A cardinal taps into his self-image
The first time I heard and saw a brilliant red cardinal tapping on the window above an empty bird feeder years ago, I thought I beheld an avian genius through the glass.
"He's actually telling us to bring more seed!" I exclaimed. My friend, however, scoffed at the idea and said the bird had simply caught its own reflection and taken it for a rival male.
Sure enough, the cardinal thrust his beak not only at the window by the feeder (even after he'd eaten his fill), but also at others around the house. I'd see him perched in the sassafras tree outside the bedroom, eyeing the eastward-facing panes intently.
If I didn't enter the room and frighten him off, he'd swoop to the sill and begin a fierce, relentless tapping.
He never challenged the glass hard enough to hurt himself, but that possibility, and the irritating staccato noise, had me regularly shooing him away. I even hung temporary curtains to deter him. Eventually, he gave it up.
But the phenomenon repeated itself with other birds again and again over the years, and in seeking information I came across a whole body of folklore built around the notion of cardinal tapping as a bad omen for those within.
Horsefeathers. We are alive and well on the other side of the glass.
I'd accepted my friend's explanation - that the birds who accost our windows are not rapping to get our attention or to gain access. It really is all about territory, aggression, and bird-brained mistaken identity.
At least I thought so until just recently.
I'd pulled into the drive from a trip to town and braked by the defunct outhouse - which leans and sags more every year, a rustic memory of the 1930s, before indoor plumbing came to our street. It had been cleaned up and pressed into service several years ago, when we'd held an outdoor wedding at the farm. The guests had found the rural amenity charming with its fresh paint, wall hangings, wash basin - and little mounted mirror.
The familiar rhythmic tapping greeted me as I stepped from the car. It was close at hand, and, following it to the outhouse, I almost collided with a startled red blur exiting in a whoosh of wings.
There are no windows in the privy, but it is doorless now, and birds occasionally nest in an old boot nailed to the ceiling for that very purpose.
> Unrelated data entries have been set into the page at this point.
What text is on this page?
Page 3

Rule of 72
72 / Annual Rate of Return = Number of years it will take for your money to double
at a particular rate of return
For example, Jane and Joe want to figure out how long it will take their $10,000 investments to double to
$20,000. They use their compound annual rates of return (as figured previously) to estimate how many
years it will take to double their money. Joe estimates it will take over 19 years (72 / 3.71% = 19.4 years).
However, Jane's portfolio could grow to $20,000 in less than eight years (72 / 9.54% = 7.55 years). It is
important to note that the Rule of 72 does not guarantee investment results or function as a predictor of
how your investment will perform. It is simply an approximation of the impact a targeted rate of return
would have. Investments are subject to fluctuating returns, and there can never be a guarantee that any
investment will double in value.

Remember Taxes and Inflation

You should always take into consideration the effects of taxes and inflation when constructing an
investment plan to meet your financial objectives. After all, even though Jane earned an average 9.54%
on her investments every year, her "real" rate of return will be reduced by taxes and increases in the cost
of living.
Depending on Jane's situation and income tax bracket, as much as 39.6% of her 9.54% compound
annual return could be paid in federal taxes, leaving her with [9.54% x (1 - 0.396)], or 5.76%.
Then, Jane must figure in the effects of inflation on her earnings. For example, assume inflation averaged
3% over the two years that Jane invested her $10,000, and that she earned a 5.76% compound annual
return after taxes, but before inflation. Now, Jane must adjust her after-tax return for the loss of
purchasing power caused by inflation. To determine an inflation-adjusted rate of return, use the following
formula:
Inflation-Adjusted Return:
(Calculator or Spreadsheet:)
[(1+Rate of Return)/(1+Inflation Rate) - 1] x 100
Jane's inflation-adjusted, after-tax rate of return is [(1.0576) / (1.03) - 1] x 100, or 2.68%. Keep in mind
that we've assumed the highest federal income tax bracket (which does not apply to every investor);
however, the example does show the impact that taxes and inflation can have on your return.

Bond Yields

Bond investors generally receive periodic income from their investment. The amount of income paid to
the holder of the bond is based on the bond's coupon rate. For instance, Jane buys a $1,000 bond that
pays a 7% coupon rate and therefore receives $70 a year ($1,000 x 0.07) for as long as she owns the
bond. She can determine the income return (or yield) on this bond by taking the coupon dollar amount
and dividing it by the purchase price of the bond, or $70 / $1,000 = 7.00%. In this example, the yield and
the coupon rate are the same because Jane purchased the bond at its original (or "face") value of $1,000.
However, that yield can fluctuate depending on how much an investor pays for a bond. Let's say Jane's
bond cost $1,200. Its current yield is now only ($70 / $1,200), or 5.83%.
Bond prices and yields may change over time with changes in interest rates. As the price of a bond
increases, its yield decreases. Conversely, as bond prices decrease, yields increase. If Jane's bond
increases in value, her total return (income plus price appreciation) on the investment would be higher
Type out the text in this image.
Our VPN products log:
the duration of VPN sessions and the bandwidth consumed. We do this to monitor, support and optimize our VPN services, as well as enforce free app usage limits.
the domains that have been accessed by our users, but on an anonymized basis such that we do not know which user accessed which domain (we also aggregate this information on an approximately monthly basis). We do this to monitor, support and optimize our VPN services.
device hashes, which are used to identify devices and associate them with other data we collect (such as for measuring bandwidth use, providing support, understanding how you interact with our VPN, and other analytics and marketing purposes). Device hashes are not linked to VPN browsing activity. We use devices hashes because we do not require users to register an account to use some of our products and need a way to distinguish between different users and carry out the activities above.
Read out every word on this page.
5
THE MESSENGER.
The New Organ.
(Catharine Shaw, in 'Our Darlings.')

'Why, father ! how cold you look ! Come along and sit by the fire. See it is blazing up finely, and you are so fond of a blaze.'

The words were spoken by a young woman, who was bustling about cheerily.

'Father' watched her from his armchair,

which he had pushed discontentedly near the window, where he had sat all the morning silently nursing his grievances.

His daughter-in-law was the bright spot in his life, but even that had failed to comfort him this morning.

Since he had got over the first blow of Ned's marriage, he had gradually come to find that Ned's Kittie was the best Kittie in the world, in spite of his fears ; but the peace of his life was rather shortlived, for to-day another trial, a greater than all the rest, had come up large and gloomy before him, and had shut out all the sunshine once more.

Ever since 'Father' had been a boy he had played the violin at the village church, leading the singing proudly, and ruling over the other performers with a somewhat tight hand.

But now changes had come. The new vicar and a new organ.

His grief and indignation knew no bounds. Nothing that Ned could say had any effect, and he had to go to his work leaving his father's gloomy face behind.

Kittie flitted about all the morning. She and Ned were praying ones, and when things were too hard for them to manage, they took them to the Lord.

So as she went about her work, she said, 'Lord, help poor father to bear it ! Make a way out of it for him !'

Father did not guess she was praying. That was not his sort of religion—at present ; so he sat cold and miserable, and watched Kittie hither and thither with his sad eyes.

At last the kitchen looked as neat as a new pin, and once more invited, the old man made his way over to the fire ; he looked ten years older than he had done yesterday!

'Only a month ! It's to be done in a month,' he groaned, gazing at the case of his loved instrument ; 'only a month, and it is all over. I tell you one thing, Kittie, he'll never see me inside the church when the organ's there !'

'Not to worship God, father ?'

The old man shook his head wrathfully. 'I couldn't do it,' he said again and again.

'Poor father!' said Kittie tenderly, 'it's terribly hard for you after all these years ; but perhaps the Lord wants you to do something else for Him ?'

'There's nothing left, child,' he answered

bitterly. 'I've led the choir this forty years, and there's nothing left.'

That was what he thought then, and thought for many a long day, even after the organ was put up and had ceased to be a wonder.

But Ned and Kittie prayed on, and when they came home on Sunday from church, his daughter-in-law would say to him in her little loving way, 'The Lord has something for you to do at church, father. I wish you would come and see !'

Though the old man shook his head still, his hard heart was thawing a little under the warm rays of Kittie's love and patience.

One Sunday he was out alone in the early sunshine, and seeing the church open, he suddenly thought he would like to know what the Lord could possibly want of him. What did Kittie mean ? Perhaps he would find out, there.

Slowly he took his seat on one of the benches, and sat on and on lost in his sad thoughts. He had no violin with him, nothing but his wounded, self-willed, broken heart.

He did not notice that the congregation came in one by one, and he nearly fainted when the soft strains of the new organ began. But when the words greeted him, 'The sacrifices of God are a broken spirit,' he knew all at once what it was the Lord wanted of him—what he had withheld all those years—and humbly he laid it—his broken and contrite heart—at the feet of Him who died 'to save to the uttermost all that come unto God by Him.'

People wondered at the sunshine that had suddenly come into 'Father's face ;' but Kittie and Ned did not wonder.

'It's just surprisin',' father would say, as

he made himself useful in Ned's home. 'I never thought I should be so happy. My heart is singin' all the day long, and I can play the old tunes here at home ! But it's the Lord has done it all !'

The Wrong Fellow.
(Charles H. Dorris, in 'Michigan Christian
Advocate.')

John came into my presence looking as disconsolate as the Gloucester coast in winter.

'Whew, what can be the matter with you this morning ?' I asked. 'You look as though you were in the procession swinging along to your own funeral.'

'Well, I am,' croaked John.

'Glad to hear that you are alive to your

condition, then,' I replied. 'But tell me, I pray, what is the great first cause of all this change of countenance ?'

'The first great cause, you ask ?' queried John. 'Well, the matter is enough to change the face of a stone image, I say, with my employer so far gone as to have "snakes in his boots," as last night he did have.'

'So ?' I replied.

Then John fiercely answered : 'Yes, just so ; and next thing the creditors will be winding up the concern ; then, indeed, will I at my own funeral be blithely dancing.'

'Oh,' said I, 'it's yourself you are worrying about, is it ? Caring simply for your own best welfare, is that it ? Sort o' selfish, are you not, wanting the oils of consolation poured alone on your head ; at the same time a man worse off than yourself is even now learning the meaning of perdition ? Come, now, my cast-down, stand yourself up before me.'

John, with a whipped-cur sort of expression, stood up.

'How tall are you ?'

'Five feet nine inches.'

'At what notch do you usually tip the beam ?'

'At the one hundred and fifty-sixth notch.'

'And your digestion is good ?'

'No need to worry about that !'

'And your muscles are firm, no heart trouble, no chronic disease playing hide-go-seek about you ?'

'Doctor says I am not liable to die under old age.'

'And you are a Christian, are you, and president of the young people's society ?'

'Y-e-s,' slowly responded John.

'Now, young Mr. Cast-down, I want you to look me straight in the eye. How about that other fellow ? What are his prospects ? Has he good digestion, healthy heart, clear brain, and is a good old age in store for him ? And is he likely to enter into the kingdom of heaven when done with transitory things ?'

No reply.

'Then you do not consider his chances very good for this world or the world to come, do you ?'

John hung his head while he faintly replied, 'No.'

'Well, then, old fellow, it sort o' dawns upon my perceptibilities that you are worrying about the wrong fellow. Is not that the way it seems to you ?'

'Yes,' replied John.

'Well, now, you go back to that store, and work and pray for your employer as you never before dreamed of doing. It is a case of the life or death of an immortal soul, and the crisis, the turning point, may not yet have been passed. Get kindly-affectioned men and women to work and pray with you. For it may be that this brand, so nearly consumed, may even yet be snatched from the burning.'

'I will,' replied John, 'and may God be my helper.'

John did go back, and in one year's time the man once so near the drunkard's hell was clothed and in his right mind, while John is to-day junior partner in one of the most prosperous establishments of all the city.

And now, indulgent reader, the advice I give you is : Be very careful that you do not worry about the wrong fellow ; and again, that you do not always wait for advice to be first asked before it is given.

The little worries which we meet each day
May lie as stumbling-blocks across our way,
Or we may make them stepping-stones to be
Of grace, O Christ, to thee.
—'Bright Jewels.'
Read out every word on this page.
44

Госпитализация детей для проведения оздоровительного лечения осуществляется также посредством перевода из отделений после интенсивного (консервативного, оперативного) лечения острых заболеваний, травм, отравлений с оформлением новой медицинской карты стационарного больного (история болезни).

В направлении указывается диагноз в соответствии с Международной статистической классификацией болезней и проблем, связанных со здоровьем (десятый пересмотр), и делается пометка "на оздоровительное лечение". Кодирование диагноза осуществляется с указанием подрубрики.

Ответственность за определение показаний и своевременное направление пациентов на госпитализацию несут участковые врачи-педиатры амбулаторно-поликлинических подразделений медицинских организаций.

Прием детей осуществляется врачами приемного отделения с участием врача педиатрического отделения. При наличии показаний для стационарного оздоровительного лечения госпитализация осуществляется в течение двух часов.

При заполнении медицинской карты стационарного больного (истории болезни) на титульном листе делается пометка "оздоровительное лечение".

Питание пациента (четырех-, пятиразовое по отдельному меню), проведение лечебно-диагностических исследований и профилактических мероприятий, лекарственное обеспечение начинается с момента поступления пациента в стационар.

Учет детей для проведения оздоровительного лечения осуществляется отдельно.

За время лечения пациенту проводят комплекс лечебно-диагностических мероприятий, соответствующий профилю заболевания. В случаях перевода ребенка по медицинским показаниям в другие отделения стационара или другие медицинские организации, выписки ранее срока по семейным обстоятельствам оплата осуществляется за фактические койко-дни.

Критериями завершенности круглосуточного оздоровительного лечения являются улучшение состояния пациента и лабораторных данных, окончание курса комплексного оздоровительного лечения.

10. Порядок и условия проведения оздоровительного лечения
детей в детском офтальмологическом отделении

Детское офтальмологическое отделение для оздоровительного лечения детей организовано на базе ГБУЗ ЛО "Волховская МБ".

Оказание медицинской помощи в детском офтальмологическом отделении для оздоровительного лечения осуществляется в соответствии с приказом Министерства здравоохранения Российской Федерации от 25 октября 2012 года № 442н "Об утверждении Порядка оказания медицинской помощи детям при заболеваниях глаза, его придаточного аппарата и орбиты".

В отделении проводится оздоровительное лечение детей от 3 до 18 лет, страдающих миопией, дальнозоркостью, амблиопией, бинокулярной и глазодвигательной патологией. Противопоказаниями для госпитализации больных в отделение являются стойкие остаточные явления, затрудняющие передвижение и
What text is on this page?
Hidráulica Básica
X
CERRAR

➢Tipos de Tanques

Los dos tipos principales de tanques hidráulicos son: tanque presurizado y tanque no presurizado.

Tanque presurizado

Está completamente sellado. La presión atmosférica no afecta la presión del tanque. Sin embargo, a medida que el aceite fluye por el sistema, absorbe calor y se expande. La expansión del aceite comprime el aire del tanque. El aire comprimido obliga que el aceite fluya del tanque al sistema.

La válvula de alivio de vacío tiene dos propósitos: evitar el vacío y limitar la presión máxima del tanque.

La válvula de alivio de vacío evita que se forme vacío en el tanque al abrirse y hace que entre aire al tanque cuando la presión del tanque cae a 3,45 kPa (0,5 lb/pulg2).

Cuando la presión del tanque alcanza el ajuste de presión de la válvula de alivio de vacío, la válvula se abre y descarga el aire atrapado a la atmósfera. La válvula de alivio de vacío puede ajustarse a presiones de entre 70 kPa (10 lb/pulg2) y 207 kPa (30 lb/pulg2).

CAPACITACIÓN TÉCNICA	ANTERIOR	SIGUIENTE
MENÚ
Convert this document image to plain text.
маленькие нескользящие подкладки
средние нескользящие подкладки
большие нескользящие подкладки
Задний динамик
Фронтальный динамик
Not in November, though - this cardinal, apparently, had had other business in there.
I leaned in to look around the dim interior and saw the little mirror hung for the wedding guests. A broom handle leaned against it, providing the perfect perch.
If you ask me, the whole business isn't about aggression at all. What we have here is a cardinal besotted with himself - a true narcissist. He must have come upon the most brilliant reflection of His Highness imaginable, one that rendered that dim window-glass image lackluster by comparison.
That particular bird hadn't tapped on the windows lately. If I'm right, he'll content himself with the mirror in the outhouse - a place he has emphatically claimed as his own.
And we can enjoy some peace and quiet in ours.